Government & Politics

Merrick Garland Is No Antonin Scalia

Maybe not radical leftist, but he'd flip a lot of close decisions.

Michael Swartz · Mar. 18, 2016

He may not be the radical leftist many people imagined Barack Obama’s Supreme Court nominee would be, but 63-year-old Merrick Garland of the DC Circuit Court of Appeals would provide the reliable fifth liberal vote leftists have been salivating over since Obama took office. Instead of the liberal-for-leftist swaps of Justices Sonia Sotomayor replacing David Souter and Elena Kagan succeeding John Paul Stevens, filling the empty seat of one of the most brilliant and conservative jurists in generations with someone well to his left is bound to be a political hot potato. And for good reason: Merrick Garland would alter the balance of the Court for a generation.

The concern about Garland from certain quarters is well-founded. The DC Circuit judge has a long record of restricting Second Amendment rights, leading the National Rifle Association to strongly oppose his nomination: “[A] basic analysis of Merrick Garland’s judicial record shows that he does not respect our fundamental, individual right to keep and bear arms for self-defense.”

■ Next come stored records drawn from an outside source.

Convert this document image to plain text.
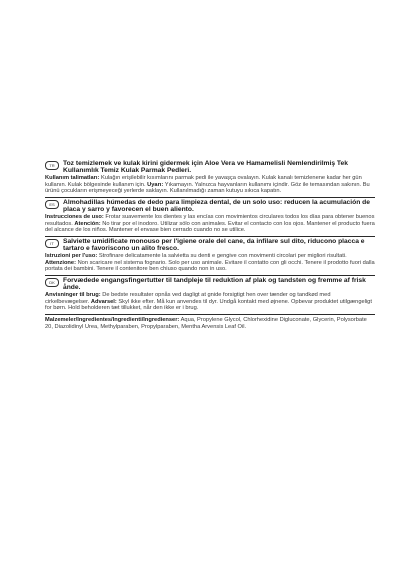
TR	Toz temizlemek ve kulak kirini gidermek için Aloe Vera ve Hamamelisli Nemlendirilmiş Tek Kullanımlık Temiz Kulak Parmak Pedleri.
Kullanım talimatları: Kulağın erişilebilir kısımlarını parmak pedi ile yavaşça ovalayın. Kulak kanalı temizlenene kadar her gün kullanın. Kulak bölgesinde kullanım için. Uyarı: Yıkamayın. Yalnızca hayvanların kullanımı içindir. Göz ile temasından sakının. Bu ürünü çocukların erişmeyeceği yerlerde saklayın. Kullanılmadığı zaman kutuyu sıkıca kapatın.
ES	Almohadillas húmedas de dedo para limpieza dental, de un solo uso: reducen la acumulación de placa y sarro y favorecen el buen aliento.
Instrucciones de uso: Frotar suavemente los dientes y las encías con movimientos circulares todos los días para obtener buenos resultados. Atención: No tirar por el inodoro. Utilizar sólo con animales. Evitar el contacto con los ojos. Mantener el producto fuera del alcance de los niños. Mantener el envase bien cerrado cuando no se utilice.
IT	Salviette umidificate monouso per l'igiene orale del cane, da infilare sul dito, riducono placca e tartaro e favoriscono un alito fresco.
Istruzioni per l'uso: Strofinare delicatamente la salvietta su denti e gengive con movimenti circolari per migliori risultati. Attenzione: Non scaricare nel sistema fognario. Solo per uso animale. Evitare il contatto con gli occhi. Tenere il prodotto fuori dalla portata dei bambini. Tenere il contenitore ben chiuso quando non in uso.
DK	Forvædede engangsfingertutter til tandpleje til reduktion af plak og tandsten og fremme af frisk ånde.
Anvisninger til brug: De bedste resultater opnås ved dagligt at gnide forsigtigt hen over tænder og tandkød med cirkelbevægelser. Advarsel: Skyl ikke efter. Må kun anvendes til dyr. Undgå kontakt med øjnene. Opbevar produktet utilgængeligt for børn. Hold beholderen tæt tillukket, når den ikke er i brug.
Malzemeler/Ingredientes/Ingredienti/Ingredienser: Aqua, Propylene Glycol, Chlorhexidine Digluconate, Glycerin, Polysorbate 20, Diazolidinyl Urea, Methylparaben, Propylparaben, Mentha Arvensis Leaf Oil.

Abortion foes were also quick to point out that Planned Parenthood president Cecile Richards visited the White House immediately after the announcement of Garland’s nomination — a clear signal to leftists of Garland’s pro-abortion credibility. As Mark Antonio Wright of National Review noted, “[T]his would be the functional equivalent of President Bush — having just nominated Samuel Alito to the bench — ushering Wayne LaPierre of the NRA into the inner sanctum of the Oval Office.”

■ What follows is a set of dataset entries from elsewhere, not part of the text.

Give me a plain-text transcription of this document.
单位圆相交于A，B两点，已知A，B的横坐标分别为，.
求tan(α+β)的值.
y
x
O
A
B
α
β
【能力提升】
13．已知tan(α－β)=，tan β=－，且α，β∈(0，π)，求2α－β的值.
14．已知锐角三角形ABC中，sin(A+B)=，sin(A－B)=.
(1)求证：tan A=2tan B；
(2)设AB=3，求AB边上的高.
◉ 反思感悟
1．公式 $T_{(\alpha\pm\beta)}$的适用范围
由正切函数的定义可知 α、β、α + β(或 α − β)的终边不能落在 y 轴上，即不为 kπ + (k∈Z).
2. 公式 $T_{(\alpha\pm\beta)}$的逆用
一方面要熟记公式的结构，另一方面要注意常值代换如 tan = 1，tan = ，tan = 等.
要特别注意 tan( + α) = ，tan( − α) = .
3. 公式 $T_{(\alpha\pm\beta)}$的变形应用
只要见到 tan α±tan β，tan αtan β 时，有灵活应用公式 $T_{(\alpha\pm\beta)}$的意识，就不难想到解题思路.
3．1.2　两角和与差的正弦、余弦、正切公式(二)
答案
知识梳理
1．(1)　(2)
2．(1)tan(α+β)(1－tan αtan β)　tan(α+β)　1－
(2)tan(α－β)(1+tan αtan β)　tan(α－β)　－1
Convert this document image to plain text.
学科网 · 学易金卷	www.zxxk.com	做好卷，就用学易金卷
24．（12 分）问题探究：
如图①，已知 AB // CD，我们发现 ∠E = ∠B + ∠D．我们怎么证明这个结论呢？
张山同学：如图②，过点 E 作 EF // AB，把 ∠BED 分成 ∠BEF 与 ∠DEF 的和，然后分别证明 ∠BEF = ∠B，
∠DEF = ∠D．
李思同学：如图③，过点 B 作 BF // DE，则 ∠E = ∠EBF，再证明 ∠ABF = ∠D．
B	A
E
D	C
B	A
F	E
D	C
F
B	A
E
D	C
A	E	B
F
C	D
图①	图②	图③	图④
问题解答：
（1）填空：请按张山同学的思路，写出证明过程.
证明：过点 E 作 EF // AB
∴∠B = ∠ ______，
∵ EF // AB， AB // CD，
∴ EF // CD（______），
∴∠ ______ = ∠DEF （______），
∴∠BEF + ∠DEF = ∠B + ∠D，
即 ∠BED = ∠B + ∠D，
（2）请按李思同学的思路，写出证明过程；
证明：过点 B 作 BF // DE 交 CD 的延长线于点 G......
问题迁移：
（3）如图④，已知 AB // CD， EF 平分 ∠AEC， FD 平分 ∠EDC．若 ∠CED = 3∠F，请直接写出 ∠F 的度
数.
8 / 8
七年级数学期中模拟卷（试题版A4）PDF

Garland may be the best of what promised to be a bad lot, but Obama defended his choice as a thorough and careful investigator. As evidence, Obama pointed to Garland’s work on the Timothy McVeigh case, which led to a conviction. “Throughout the process, Merrick took pains to do everything by the book,” said Obama. “When people offered to turn over evidence voluntarily, he refused, taking the harder route of obtaining the proper subpoenas instead, because Merrick would take no chances that someone who murdered innocent Americans might go free on a technicality.”

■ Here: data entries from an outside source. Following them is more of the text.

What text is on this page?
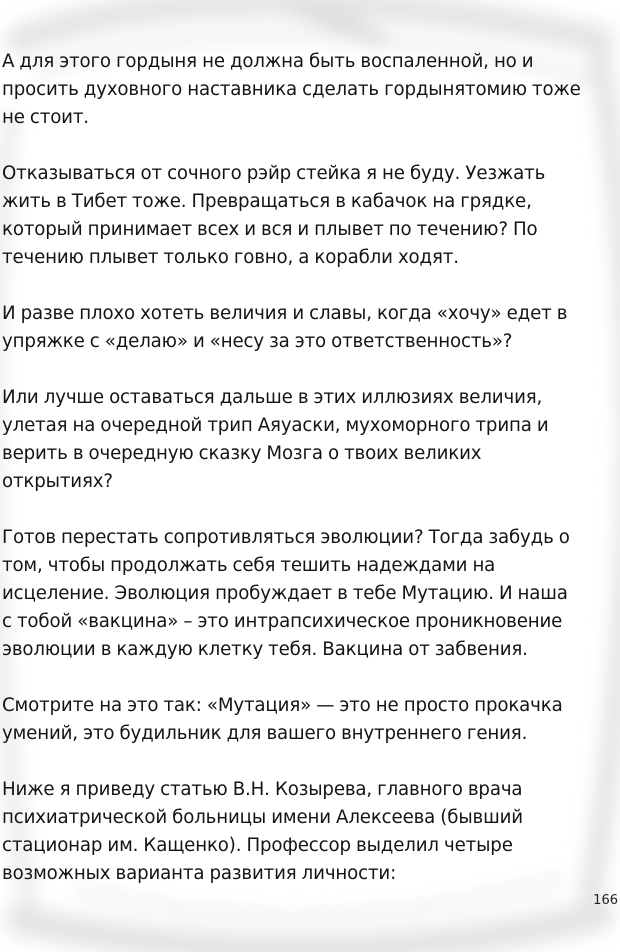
А для этого гордыня не должна быть воспаленной, но и
просить духовного наставника сделать гордынятомию тоже
не стоит.

Отказываться от сочного рэйр стейка я не буду. Уезжать
жить в Тибет тоже. Превращаться в кабачок на грядке,
который принимает всех и вся и плывет по течению? По
течению плывет только говно, а корабли ходят.

И разве плохо хотеть величия и славы, когда «хочу» едет в
упряжке с «делаю» и «несу за это ответственность»?

Или лучше оставаться дальше в этих иллюзиях величия,
улетая на очередной трип Аяуаски, мухоморного трипа и
верить в очередную сказку Мозга о твоих великих
открытиях?

Готов перестать сопротивляться эволюции? Тогда забудь о
том, чтобы продолжать себя тешить надеждами на
исцеление. Эволюция пробуждает в тебе Мутацию. И наша
с тобой «вакцина» – это интрапсихическое проникновение
эволюции в каждую клетку тебя. Вакцина от забвения.

Смотрите на это так: «Мутация» — это не просто прокачка
умений, это будильник для вашего внутреннего гения.

Ниже я приведу статью В.Н. Козырева, главного врача
психиатрической больницы имени Алексеева (бывший
стационар им. Кащенко). Профессор выделил четыре
возможных варианта развития личности:

166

Regarding Garland’s record as a jurist, Obama added: “On a circuit court known for strong-minded judges on both ends of the spectrum, Judge Garland has earned a track record of building consensus as a thoughtful, fair-minded judge who follows the law. He’s shown a rare ability to bring together odd couples, assemble unlikely coalitions, persuade colleagues with wide-ranging judicial philosophies to sign on to his opinions.” Obama also noted that Senator Orrin Hatch defended Garland when first nominated to the appellate bench, calling him a potential “consensus nominee” to the Supreme Court.

As for Senate Republicans vowing to stop any Obama nominee given his status as a lame-duck president in an election year, there are a few cracks developing in that armor. So far seven Republicans have expressed an interest in meeting with Garland, with the reliably moderate Senator Susan Collins of Maine leading the way. “The White House has asked me to meet with him,” said Collins, “and I’ve agreed to do so.”

There is a political calculus at work here, of course. Instead of doing what many suspected he would do and selecting a young, minority, political ideologue to the SCOTUS bench, Obama is daring the Senate to deny a hearing to an older white male jurist who he claims is occupying the center of the political spectrum. On the other hand, Senate Republicans have to weigh the possibility that they may lose the Senate as well as miss out on the White House — it’s a fear that keeps GOP strategists awake at night as they continue to see poll after poll showing Donald Trump both losing to Hillary Clinton and being a drag down ballot.

And even if Trump prevails in November and the Senate holds its GOP majority, there’s no telling just what type of nominee would come from The Donald. Republicans in general have a pretty mixed record on court picks, though Democrats are guaranteed to choose poorly.

The other possibility is that the Senate could hold Garland in its back pocket for a lame-duck session should Hillary Clinton win the White House. Naturally that could be thwarted if Obama withdraws the nomination and replaces Garland with a further-left nominee, but perhaps part of the thawing of this process was intended with this play in mind. With several jurists on the court being long in the tooth, there’s also the likelihood that we’ll have another vacancy in the near future from the liberal side.

Garland would not be the ideal judge, but compared to other names that have come up (including Obama himself) there’s at least some chance of sanity on a few issues. If the nightmare scenario of a Clinton presidency comes to pass, we would see if Merrick Garland really is good at “building consensus” or is simply the rubber stamp in a lot of liberal 5-4 decisions.